Despite these efforts, the APWG chart still shows phishing at levels over three times what we saw a few years ago.  One reason is that cybercrooks keep tweaking their AI formulas, making each new attack slightly different.  The UK Government’s Cyber Security Breaches Survey 2023 notes that no single protective measure can fully stop such a moving target.  Every time defenders learn one trick, cybercriminals counter with another. 

That said, experts do indicate that good commonsensical habits go a long way.  For instance, the National Cyber Security Centre recommends pausing to quickly check the email sender’s address, being extra cautious with unexpected links, and using two-factor authentication (for example, a text code) wherever possible.  By doing these small and reasonable things, each of us makes it harder for AI-driven phishing scams to succeed. 

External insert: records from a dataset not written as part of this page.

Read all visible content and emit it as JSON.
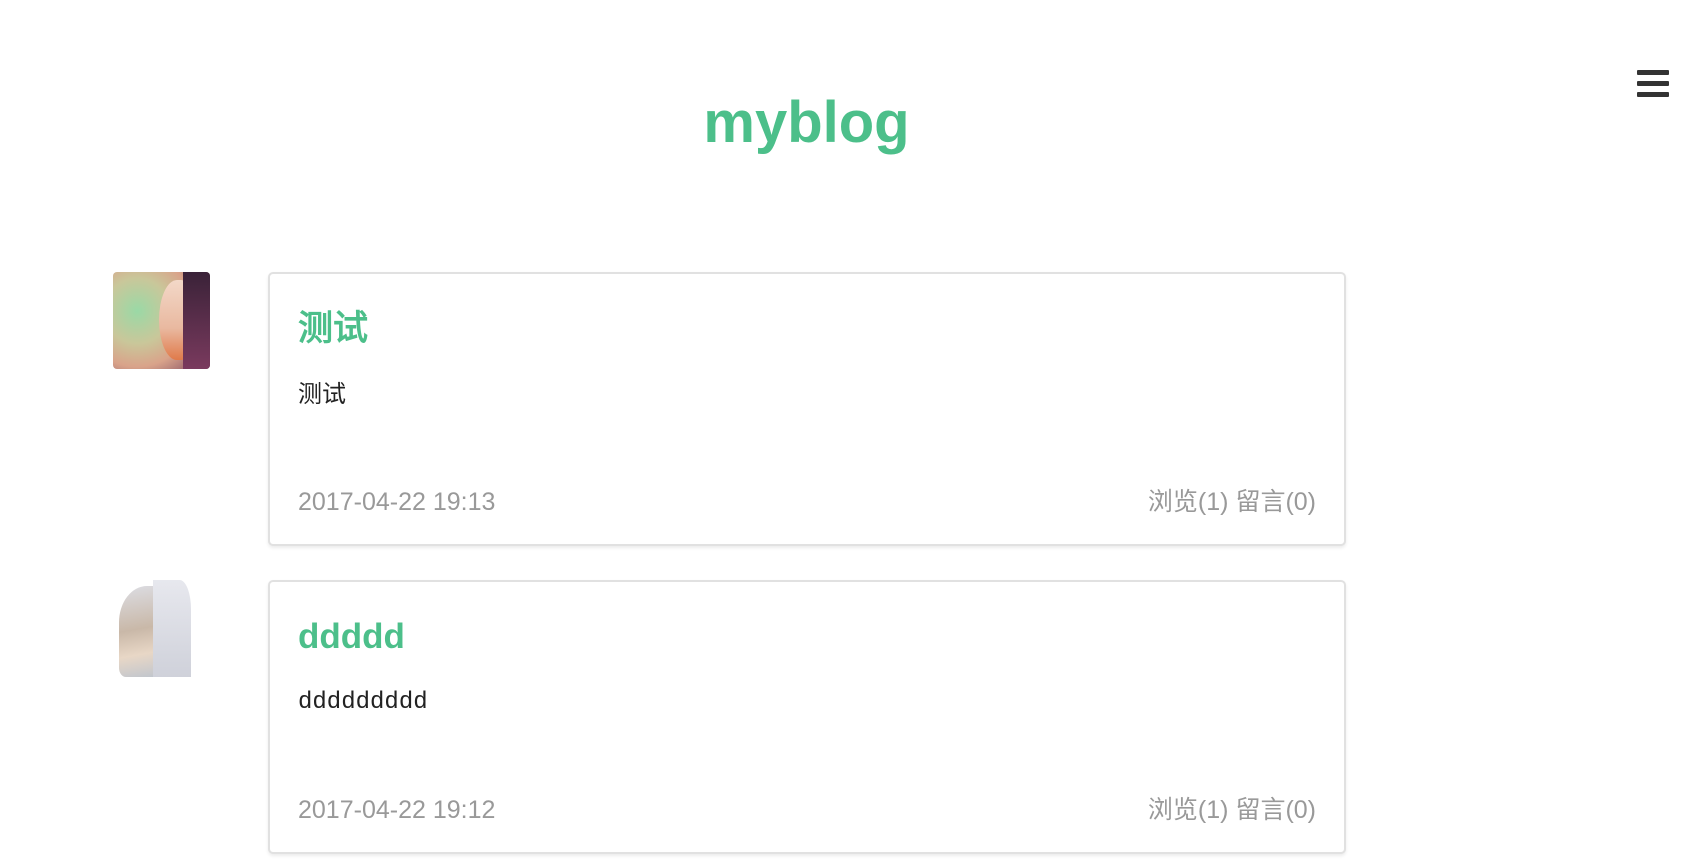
{
  "header": {
    "site_title": "myblog",
    "menu_icon": "hamburger-menu-icon"
  },
  "posts": [
    {
      "title": "测试",
      "excerpt": "测试",
      "date": "2017-04-22 19:13",
      "views_label": "浏览(1)",
      "comments_label": "留言(0)"
    },
    {
      "title": "ddddd",
      "excerpt": "ddddddddd",
      "date": "2017-04-22 19:12",
      "views_label": "浏览(1)",
      "comments_label": "留言(0)"
    }
  ],
  "colors": {
    "accent": "#4cbf8a",
    "meta_text": "#999999",
    "card_border": "#e1e1e1"
  }
}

Looking at the chart, it is clear that AI has turned phishing into a bigger, faster-growing threat than ever before.  Though remote working heightened the risks, it was AI in the wrong hands that supercharged the entire operation.  Thankfully, defenders are also arming themselves with AI tools, bringing the phishing-site numbers down from their peak—yet not back to where they began.  It seems that, for now, both sides are racing to see who can use AI more cleverly.  Staying safe will require a mix of common sense, coordinated efforts by security experts, and constant vigilance against the latest phishing hooks.